En todo caso, cuando en junio de 2021 se reunieron en Ginebra Joe Biden y Putin, el presidente estadounidense detalló al ruso una lista de 16 sectores de infraestructura crítica que no deberían ser jamás objetivos de actividad cibernética maliciosa. Sectores como la energía, servicios financieros, sanidad, centrales nucleares, transporte, agua y saneamiento, agroalimentario, comunicaciones, químico… son sólo algunos de ellos. Llegado a un punto crítico de la guerra, ¿se respetarían estos puntos?

Cada vez son más las voces que reclaman una reforma del artículo 5 del Tratado del Atlántico Norte fundacional de la OTAN (1949), ese que establece el uno para todos y todos para uno, es decir, que si un miebro de la Alianza es atacado, lo son son todos y la respuesta se produce en consecuencia. Los reformistas exigen que entre los ataques se incluyan los ciberataques.
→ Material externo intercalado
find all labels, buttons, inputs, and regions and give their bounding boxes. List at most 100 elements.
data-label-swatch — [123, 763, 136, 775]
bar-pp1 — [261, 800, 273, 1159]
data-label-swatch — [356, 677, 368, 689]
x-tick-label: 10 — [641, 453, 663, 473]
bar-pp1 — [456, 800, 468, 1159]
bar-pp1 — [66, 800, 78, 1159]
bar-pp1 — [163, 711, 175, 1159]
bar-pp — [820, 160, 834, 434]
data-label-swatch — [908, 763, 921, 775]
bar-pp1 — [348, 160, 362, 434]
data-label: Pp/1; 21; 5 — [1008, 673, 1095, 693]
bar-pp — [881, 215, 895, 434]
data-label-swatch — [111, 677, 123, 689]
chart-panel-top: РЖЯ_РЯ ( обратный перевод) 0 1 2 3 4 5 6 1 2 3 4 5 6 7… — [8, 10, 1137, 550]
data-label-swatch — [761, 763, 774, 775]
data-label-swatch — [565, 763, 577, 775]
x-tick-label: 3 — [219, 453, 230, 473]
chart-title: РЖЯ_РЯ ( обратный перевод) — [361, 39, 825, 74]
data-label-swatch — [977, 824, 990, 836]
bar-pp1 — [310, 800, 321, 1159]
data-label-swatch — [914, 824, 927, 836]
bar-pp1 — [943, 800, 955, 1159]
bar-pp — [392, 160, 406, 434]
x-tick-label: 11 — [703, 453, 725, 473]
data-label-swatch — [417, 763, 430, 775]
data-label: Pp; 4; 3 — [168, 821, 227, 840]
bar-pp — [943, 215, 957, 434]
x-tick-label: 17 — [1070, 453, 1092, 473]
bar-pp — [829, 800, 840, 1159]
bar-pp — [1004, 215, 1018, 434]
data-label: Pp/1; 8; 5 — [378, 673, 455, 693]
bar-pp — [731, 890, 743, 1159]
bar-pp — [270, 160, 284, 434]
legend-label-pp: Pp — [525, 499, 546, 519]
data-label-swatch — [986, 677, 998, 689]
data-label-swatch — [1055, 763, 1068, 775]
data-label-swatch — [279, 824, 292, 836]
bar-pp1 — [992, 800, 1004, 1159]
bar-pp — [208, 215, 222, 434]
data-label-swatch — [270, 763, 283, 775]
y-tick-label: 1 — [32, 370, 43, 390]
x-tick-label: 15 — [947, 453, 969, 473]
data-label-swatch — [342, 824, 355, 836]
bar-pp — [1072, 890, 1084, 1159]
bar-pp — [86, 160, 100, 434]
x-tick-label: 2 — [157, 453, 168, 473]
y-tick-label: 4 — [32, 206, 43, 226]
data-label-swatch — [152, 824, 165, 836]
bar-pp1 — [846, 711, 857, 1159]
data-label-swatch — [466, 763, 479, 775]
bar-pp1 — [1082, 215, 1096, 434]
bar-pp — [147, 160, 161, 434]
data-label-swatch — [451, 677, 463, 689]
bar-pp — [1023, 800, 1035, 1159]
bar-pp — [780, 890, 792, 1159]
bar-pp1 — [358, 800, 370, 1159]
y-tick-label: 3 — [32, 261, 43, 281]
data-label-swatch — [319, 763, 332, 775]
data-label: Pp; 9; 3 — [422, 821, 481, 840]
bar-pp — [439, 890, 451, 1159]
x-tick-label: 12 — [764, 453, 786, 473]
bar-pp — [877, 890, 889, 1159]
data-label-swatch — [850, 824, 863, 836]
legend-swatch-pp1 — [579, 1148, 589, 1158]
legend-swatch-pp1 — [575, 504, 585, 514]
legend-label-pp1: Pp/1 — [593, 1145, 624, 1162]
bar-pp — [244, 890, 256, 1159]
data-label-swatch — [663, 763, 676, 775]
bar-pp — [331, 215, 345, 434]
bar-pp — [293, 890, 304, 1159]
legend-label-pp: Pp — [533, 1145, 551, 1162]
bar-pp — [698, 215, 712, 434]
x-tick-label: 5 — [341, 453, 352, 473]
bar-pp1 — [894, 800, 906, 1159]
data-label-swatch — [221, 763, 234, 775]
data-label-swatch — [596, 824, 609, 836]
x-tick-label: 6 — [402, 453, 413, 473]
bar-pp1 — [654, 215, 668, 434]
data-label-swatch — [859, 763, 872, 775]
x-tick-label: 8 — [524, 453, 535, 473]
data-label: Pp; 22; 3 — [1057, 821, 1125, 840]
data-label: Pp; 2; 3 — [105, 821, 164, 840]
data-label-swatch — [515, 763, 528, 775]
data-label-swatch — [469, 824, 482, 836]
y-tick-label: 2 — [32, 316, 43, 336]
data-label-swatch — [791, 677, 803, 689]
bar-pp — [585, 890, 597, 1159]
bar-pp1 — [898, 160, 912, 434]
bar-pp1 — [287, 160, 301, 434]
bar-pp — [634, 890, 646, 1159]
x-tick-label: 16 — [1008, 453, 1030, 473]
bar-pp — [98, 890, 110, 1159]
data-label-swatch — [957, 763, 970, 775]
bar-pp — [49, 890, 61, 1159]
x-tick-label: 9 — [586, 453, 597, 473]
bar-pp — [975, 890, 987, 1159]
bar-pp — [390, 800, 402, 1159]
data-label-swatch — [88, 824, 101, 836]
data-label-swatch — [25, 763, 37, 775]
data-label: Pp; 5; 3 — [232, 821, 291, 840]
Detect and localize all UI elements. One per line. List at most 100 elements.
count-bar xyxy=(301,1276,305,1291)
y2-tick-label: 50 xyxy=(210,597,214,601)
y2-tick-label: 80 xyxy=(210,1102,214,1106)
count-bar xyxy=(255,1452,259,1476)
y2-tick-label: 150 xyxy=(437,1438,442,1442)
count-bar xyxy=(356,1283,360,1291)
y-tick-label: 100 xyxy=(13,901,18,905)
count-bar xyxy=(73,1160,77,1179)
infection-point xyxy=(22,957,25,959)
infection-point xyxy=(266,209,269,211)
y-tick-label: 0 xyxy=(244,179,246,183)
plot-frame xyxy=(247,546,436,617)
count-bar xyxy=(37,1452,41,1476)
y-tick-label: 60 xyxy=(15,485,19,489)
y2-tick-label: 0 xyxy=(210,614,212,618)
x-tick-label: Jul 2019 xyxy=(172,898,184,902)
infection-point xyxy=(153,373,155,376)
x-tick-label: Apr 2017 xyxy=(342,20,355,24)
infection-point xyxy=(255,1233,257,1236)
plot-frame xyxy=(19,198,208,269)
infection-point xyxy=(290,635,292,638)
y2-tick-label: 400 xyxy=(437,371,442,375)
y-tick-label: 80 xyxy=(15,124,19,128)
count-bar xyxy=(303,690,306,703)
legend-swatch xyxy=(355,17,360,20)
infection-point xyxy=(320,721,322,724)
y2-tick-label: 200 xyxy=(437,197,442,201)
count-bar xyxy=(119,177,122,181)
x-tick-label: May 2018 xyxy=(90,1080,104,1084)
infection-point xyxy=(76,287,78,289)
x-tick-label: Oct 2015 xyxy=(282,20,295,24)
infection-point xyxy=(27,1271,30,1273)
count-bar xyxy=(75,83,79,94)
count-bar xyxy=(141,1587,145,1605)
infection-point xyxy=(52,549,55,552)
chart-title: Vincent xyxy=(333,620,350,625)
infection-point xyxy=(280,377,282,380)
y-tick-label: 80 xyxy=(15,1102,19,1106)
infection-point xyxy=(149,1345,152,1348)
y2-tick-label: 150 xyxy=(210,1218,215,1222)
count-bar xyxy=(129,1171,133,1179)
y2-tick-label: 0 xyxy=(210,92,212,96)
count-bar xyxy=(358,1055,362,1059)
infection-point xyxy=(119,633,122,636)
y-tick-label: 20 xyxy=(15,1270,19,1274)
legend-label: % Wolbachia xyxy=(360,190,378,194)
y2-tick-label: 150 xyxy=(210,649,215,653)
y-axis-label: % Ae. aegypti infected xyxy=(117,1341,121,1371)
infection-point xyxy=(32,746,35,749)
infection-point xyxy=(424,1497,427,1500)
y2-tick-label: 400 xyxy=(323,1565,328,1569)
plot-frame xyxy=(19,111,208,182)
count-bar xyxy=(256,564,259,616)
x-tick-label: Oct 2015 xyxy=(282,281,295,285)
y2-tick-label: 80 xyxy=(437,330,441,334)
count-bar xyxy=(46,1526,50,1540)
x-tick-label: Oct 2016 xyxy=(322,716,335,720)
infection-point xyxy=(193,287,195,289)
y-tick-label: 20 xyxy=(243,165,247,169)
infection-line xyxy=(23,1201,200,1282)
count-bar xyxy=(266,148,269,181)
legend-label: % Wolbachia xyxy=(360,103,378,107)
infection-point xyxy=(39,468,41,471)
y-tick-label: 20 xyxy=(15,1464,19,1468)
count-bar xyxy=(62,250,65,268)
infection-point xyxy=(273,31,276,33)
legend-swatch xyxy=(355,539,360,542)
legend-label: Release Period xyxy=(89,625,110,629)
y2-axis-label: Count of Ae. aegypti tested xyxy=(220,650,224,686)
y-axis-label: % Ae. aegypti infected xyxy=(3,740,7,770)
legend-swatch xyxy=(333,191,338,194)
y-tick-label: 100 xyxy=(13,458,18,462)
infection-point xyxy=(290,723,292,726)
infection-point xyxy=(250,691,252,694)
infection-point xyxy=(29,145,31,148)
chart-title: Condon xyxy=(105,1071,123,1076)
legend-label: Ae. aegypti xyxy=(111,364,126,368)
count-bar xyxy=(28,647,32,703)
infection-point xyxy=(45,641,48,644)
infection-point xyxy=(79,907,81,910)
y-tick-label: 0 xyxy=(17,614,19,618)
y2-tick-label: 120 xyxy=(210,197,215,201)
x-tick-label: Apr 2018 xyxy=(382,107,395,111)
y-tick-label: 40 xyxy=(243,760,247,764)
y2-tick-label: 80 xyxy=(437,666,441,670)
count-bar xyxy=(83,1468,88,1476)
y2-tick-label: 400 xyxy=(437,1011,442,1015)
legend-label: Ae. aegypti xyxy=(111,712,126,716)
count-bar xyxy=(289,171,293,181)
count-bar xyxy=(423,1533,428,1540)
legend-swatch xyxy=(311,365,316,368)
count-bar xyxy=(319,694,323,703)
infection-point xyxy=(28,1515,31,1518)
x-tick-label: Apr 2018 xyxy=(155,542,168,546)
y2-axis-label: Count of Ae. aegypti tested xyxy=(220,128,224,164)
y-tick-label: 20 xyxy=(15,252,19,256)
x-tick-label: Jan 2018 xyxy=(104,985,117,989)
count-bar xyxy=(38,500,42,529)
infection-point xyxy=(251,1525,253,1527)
Por otro lado, cabe otra posibilidad para justificar el perfil bajo de la guerra cibernética por parte de Rusia: dado que el ejército de hackers ruso se compone, en gran medida, de puros mercenarios –no es un ejército como tal-, quizás no comparten las motivaciones de Putin para esta guerra como para crear un Pearl Harbor cibernético aunque, obviamente, tampoco facilitarán las cosas a la OTAN.